Algeria: Supporters Make Magic at England v Algeria Game

18 June 2010

Cape Town — Cape Town was alive with the spirit of the World Cup on Friday 18 June when I attended the England v Algeria game, my first match of the tournament.

Thousands of people made their way to the stadium by foot, Fifa having cordoned off many of the streets in the city centre, but the supporters were jubilant, singing and, of course, blowing their vuvuzelas in anticipation of the coming game.

I entered the stadium at 19h45 and made my way to my seat, roughly at the halfway line. Both the Algerian and English players were already on the pitch warming up for the game, practicing passing and shots at goal.

With 15 minutes to go before kickoff, the players left the field. An announcement from the big screen within the stadium started reeling off the players' names for both side, each met with cheers and vuvuzela blasts.

Anticipation was palpable when the players returned to the pitch. The noise was unbelievable and the atmosphere, electric. The playing of the national anthems silenced the crowd; many however chose to sing along. The English supporters vastly outnumbered their Algerian counterparts.

Team photographs and the coin toss followed the anthems. I took a moment to survey the stadium and fully appreciated just how big it was: a crowd of 64,000 people adamantly cheering and blowing their vuvuzelas. It was a vastly different experience witnessing it in person as opposed to watching it on TV.

The match kicked off. Within seconds I came to realise how odd it seemed to watch a match without commentary.
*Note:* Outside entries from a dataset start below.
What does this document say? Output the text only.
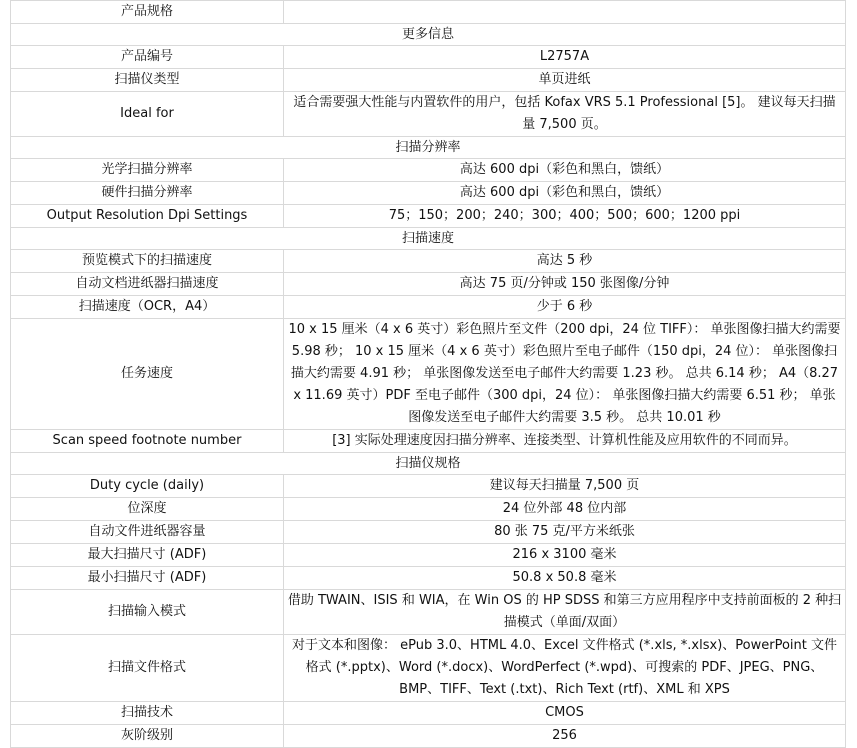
产品规格	
更多信息	
产品编号	L2757A
扫描仪类型	单页进纸
Ideal for	适合需要强大性能与内置软件的用户，包括 Kofax VRS 5.1 Professional [5]。 建议每天扫描量 7,500 页。
扫描分辨率	
光学扫描分辨率	高达 600 dpi（彩色和黑白，馈纸）
硬件扫描分辨率	高达 600 dpi（彩色和黑白，馈纸）
Output Resolution Dpi Settings	75；150；200；240；300；400；500；600；1200 ppi
扫描速度	
预览模式下的扫描速度	高达 5 秒
自动文档进纸器扫描速度	高达 75 页/分钟或 150 张图像/分钟
扫描速度（OCR，A4）	少于 6 秒
任务速度	10 x 15 厘米（4 x 6 英寸）彩色照片至文件（200 dpi，24 位 TIFF）： 单张图像扫描大约需要 5.98 秒； 10 x 15 厘米（4 x 6 英寸）彩色照片至电子邮件（150 dpi，24 位）： 单张图像扫描大约需要 4.91 秒； 单张图像发送至电子邮件大约需要 1.23 秒。 总共 6.14 秒； A4（8.27 x 11.69 英寸）PDF 至电子邮件（300 dpi，24 位）： 单张图像扫描大约需要 6.51 秒； 单张图像发送至电子邮件大约需要 3.5 秒。 总共 10.01 秒
Scan speed footnote number	[3] 实际处理速度因扫描分辨率、连接类型、计算机性能及应用软件的不同而异。
扫描仪规格	
Duty cycle (daily)	建议每天扫描量 7,500 页
位深度	24 位外部 48 位内部
自动文件进纸器容量	80 张 75 克/平方米纸张
最大扫描尺寸 (ADF)	216 x 3100 毫米
最小扫描尺寸 (ADF)	50.8 x 50.8 毫米
扫描输入模式	借助 TWAIN、ISIS 和 WIA，在 Win OS 的 HP SDSS 和第三方应用程序中支持前面板的 2 种扫描模式（单面/双面）
扫描文件格式	对于文本和图像： ePub 3.0、HTML 4.0、Excel 文件格式 (*.xls, *.xlsx)、PowerPoint 文件格式 (*.pptx)、Word (*.docx)、WordPerfect (*.wpd)、可搜索的 PDF、JPEG、PNG、BMP、TIFF、Text (.txt)、Rich Text (rtf)、XML 和 XPS
扫描技术	CMOS
灰阶级别	256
The ebb and flow of the match was met with the appropriate responses from each side's supporters; cheering and groaning at attempts at goal or loss of possession.

I chose to support Algeria, and the Desert Foxes did much to counter the attacks of the English squad early in the game.

As the match continued, displays of support from the crowd became increasingly adamant as both sides were desperate for a goal. At one point, an Algerian fan managed to set off several fireworks, though he was quickly apprehended by stadium security. English supporters chose to chant and sing, unifying their voices within the stadium which seemed to reverberate off the very walls.

Halftime came and went and it started to seem more and more that the teams were evenly matched; to the point that a draw was now inevitable, however the last ten minutes saw the most amount of vuvuzela noise blaring across the stadium, fans shouting encouragement and several attempts at Mexican waves from the supporters on the balcony below me.

Many of the England supporters had come to respect the Algerian squad's style of play; a misleading and adaptive style that quickly capitalised on holes in the English defence.

However, some of the fans around me had taken to describing the match as "a game of ping-pong" as the ball never remained in the possession of either team for long. When the final whistle blew, it was met with a decisive amount of disappointment from both sides.

Still, the jubilant spirit of the supporters did not dissipate. Singing, chanting and noise continued to issue from the 64 000 as they exited the stadium and it was easy to get caught up in it all.

Watching a World Cup game live was an amazing experience but what made it truly great was not the game itself but the fans whose patriotism and powerful show of support made it an event I will never forget.